This week, the Washington Post published a lengthy, powerful article on the aftermath of such a (false) allegation against an elementary school teacher in Fairfax, VA.
Sean Lanigan’s nightmare began in January 2010, when the principal at Centre Ridge Elementary School pulled him out of the physical education class he was teaching and quietly walked him into an interrogation with two Fairfax County police detectives.
He had no warning that a 12-year-old girl at the Centreville school had accused him of groping and molesting her in the gym.
The girl, angry at Lanigan about something else entirely, had made the whole thing up. But her accusations launched a soul-sapping rollercoaster ride that still hasn’t ended.

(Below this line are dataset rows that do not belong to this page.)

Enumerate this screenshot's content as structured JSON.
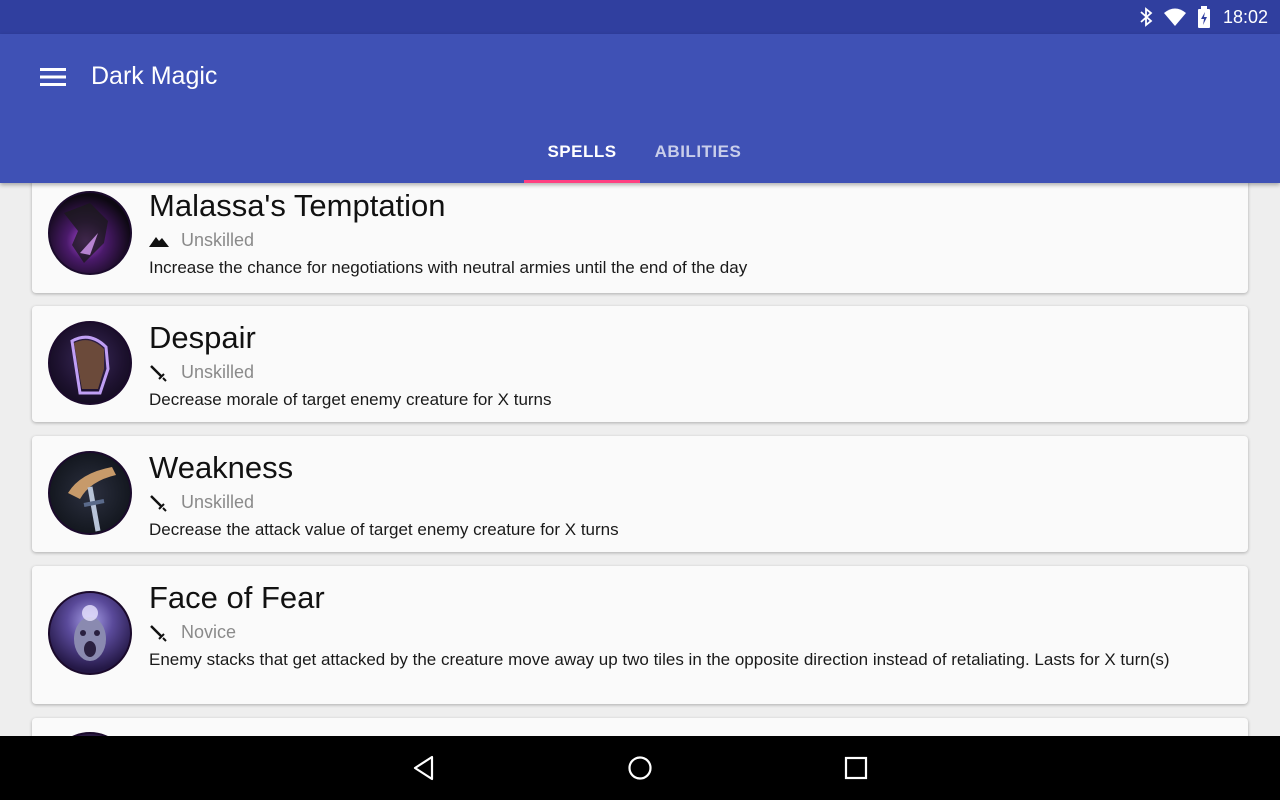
{
  "status_bar": {
    "time": "18:02",
    "icons": [
      "bluetooth-icon",
      "wifi-icon",
      "battery-icon"
    ]
  },
  "app_bar": {
    "title": "Dark Magic",
    "menu_icon": "hamburger-menu-icon"
  },
  "tabs": [
    {
      "label": "SPELLS",
      "active": true
    },
    {
      "label": "ABILITIES",
      "active": false
    }
  ],
  "spells": [
    {
      "name": "Malassa's Temptation",
      "type_icon": "mountain-icon",
      "level": "Unskilled",
      "description": "Increase the chance for negotiations with neutral armies until the end of the day"
    },
    {
      "name": "Despair",
      "type_icon": "sword-icon",
      "level": "Unskilled",
      "description": "Decrease morale of target enemy creature for X turns"
    },
    {
      "name": "Weakness",
      "type_icon": "sword-icon",
      "level": "Unskilled",
      "description": "Decrease the attack value of target enemy creature for X turns"
    },
    {
      "name": "Face of Fear",
      "type_icon": "sword-icon",
      "level": "Novice",
      "description": "Enemy stacks that get attacked by the creature move away up two tiles in the opposite direction instead of retaliating. Lasts for X turn(s)"
    }
  ],
  "nav_bar": {
    "buttons": [
      "back-icon",
      "home-icon",
      "recents-icon"
    ]
  },
  "colors": {
    "primary": "#3f51b5",
    "primary_dark": "#303f9f",
    "accent": "#ff4081",
    "background": "#eeeeee",
    "card": "#fafafa"
  }
}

Lanigan’s story captures all the problems with child sexual abuse cases: an overenthusiastic willingness to believe the accuser, blinders that inhibit careful investigation, witnesses getting locked into stories they can’t get out of, job loss, media lynching and stubborn prosecutors digging their heels in, unable to see beyond the blind faith in their dubious complainants:
Lanigan spent months in anxious exile, forced from his school, his players, his neighbors and his friends, pondering the possibility of up to 40 years in a state penitentiary.That soon turned to relief. A jury found him not guilty after just 47 minutes of deliberation — virtually unheard of in a child sex abuse case. Jurors were outraged by the lack of evidence, with one weeping in sympathy during closing arguments.
But still the nightmare continues, as Lanigan struggles to earn back his reputation and career.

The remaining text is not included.